Ante la grave situación de impagos que vivimos, en Fefac hemos reflexionado mucho sobre las acciones por las que debemos apostar en la búsqueda de una solución. Vemos tres opciones posibles: la pasiva, la actitud beligerante y la del diálogo y pacto con administraciones públicas, proveedores y entidades bancarias. Hemos decidido decantarnos por esta última, la de negociar, porque en estos momentos la vemos como la única salida para conseguir un pago lo más inmediato posible. Aunque hayamos apostado por esta opción, en caso de no cumplirse con las nuevas fechas de pago previstas, sí sería el momento de volver a preguntar a los titulares de oficinas de farmacia y plantearnos medidas de presión.

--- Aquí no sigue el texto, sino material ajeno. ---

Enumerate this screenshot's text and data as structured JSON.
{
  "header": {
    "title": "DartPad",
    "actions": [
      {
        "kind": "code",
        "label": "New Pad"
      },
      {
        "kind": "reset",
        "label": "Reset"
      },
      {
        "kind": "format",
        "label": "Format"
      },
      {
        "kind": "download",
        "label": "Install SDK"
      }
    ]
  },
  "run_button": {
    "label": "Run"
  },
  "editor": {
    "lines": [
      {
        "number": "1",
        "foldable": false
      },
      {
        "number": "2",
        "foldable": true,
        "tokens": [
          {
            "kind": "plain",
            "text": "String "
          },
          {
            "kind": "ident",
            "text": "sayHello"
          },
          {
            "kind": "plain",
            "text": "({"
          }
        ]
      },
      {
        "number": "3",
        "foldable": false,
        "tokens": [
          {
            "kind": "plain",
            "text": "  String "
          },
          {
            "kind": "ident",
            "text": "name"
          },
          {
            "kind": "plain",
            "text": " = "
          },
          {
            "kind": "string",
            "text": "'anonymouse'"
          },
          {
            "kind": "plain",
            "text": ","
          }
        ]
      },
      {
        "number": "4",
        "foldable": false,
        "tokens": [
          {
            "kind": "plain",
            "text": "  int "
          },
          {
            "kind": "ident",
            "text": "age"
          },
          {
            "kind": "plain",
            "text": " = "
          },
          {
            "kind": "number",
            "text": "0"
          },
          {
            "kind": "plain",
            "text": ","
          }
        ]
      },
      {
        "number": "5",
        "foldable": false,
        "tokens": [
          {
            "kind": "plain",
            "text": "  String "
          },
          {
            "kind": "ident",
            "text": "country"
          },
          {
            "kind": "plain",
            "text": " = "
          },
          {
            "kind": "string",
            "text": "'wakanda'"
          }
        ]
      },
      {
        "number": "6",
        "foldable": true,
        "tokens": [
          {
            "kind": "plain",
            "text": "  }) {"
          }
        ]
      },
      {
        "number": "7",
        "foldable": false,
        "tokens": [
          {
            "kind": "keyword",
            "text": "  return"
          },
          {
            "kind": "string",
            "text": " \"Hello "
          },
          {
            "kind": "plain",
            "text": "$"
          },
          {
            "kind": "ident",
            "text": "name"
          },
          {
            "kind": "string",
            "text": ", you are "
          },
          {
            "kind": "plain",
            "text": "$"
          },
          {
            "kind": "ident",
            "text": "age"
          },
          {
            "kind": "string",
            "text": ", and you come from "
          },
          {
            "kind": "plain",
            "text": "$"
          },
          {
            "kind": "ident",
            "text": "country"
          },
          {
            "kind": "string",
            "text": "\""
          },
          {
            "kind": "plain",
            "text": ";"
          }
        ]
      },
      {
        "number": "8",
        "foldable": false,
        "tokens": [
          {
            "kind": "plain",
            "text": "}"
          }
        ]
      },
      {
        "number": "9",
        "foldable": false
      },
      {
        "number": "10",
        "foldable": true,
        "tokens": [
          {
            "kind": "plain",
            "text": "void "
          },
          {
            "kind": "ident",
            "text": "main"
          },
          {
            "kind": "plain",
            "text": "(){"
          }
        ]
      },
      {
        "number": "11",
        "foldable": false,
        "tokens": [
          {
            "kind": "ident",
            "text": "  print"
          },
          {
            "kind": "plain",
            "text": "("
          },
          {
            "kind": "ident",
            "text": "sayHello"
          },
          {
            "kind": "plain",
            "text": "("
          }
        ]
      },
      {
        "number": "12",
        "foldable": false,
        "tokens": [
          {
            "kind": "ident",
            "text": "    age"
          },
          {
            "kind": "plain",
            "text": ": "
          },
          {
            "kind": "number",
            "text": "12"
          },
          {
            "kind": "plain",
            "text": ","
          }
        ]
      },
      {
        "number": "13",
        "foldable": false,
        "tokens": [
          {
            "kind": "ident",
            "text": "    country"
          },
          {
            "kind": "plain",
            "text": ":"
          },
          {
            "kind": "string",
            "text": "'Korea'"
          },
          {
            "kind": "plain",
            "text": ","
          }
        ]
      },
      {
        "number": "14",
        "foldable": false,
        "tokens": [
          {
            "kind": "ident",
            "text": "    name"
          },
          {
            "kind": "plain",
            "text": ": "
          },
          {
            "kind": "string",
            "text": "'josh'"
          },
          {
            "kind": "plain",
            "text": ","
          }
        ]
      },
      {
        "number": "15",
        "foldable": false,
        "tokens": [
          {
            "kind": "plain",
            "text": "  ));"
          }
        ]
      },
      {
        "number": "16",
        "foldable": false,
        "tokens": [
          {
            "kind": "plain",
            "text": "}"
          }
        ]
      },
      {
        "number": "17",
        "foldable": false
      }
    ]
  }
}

Y en este camino de búsqueda de soluciones urgentes, creemos que lo más acertado y eficiente es que los colegios profesionales y la empresarial trabajemos en la misma dirección y conjuntamente, puesto que compartimos los mismos criterios y una imagen de unidad nos da más fuerza a la hora de defender nuestros derechos. En esta defensa, consideramos que hay que pedir a la Administración, con más ímpetu si cabe, que se haga cargo de sus responsabilidades, y que, mientras no pague, reconozca ante sus ciudadanos que no tiene dinero para sufragar la medicación que necesitan.

En este terreno de las responsabilidades, la farmacia sí está cumpliendo, y en este cumplimiento se halla en una situación paradójica: La ley nos obliga a dispensar los medicamentos a la población al tiempo que, como trabajadores autónomos, nuestra responsabilidad frente al endeudamiento es ilimitada. Es decir, ante un impago, estamos obligados a dispensar aunque nuestra falta de liquidez provoque una suspensión de suministro (por la imposibilidad de pagar a nuestros proveedores), y nos veamos abocados a responder con nuestro patrimonio personal. Esta situación perversa creemos que se solucionaría si no se obligase a las farmacias a ejercer de entidades financiadoras.